In writing on personal and local and occasional themes Aldrich dealt with more congenial material. When celebrating his fellow-authors and the places he loved he could invoke beauty with an unpreoccupied mind; and he did so with unvarying success, addressing the choicest of the limited public in which he was really interested. The kind of folk he cared for “Drank deep of life, new books and hearts of men,” like Henry Howard Brownell. As a youth he wrote delightedly of a certain month when he could see “her” every day and browse in a library of ten thousand volumes. He was a literary poet for literary people. As such he was most successful in poems which ranged in length from the sonnet to the quatrain. In the tiny bits like “Destiny,” “Heredity,” “Identity,” “Memory,” “I’ll not confer with Sorrow,” “Pillared Arch and Sculptured Tower,” he achieved works as real as Benvenuto’s jewel settings. It was a fulfillment of the wish recorded in his “Lyrics and Epics”:

I would be the lyric Ever on the lip, Rather than the epic Memory lets slip. I would be the diamond At my lady’s ear Rather than a June rose Worn but once a year.

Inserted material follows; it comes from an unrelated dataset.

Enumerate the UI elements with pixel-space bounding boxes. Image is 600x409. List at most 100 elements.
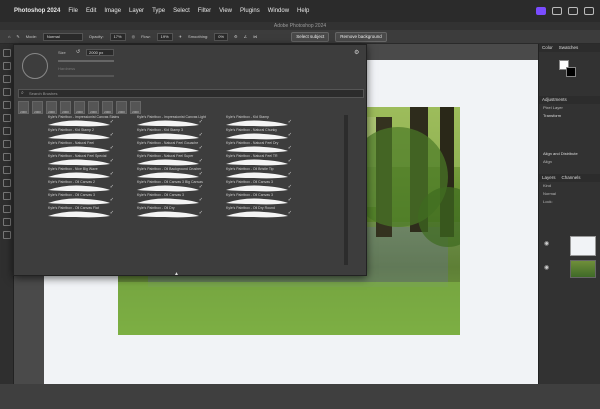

No more charming tribute was ever paid Aldrich than this of Whittier’s narrated by a friend who had been visiting for a week with the poet in his old age: “Every evening he asked me to repeat to him certain short poems, often ‘Destiny,’ and once even ‘that audacious “Identity,”’ as he called it; but at the end he invariably said, ‘Now thee knows without my saying so that I want “Memory,”’ and with his wonderful far-off gaze he always repeated after me: ‘Two petals from that wild-rose tree.’”


In his address at a meeting held in memory of Edmund Clarence Stedman in January, 1909, Hamilton Mabie struck the main note in two complementary statements: “Mr. Stedman belongs with those who have not only enriched literature with works of quality and substance, but who have represented it in its public relationships,” and, “Stedman was by instinct and temperament a man of the town.” He elected to live in Manhattan just as deliberately as Aldrich elected to live in Boston; and in this distinction lies something much broader than the mere difference between the two men.

Stedman was born in Hartford, Connecticut, in 1833. After the death of his father and the remarriage of his mother, he was brought up from 1839 to 1850 under charge of an uncle. A member of the class of 1853 at Yale, he was “rusticated” (see p. 282) and then expelled for persistent misbehavior. Until 1863 he was in journalism, as petty proprietor in two Connecticut towns, and later as member of the New York Tribune staff, ending with two years as war correspondent. In 1863 he went into Wall Street, and in 1869 became a member of the New York Stock Exchange. From this date to the end of his life in 1908 he knew little real repose, oscillating from over-exertion in business to over-exertion in writing, with occasional enforced vacations. His work as poet was inseparable from his labors as editor and critic. In this field he wrote “Victorian Poets,” 1875, “Poets of America,” 1885, and “The Nature and Elements of Poetry,” 1892; and edited the “Library of American Literature” (with Ellen Hutchinson) 1888–1889, “A Victorian Anthology,” 1895, and “An American Anthology,” 1900.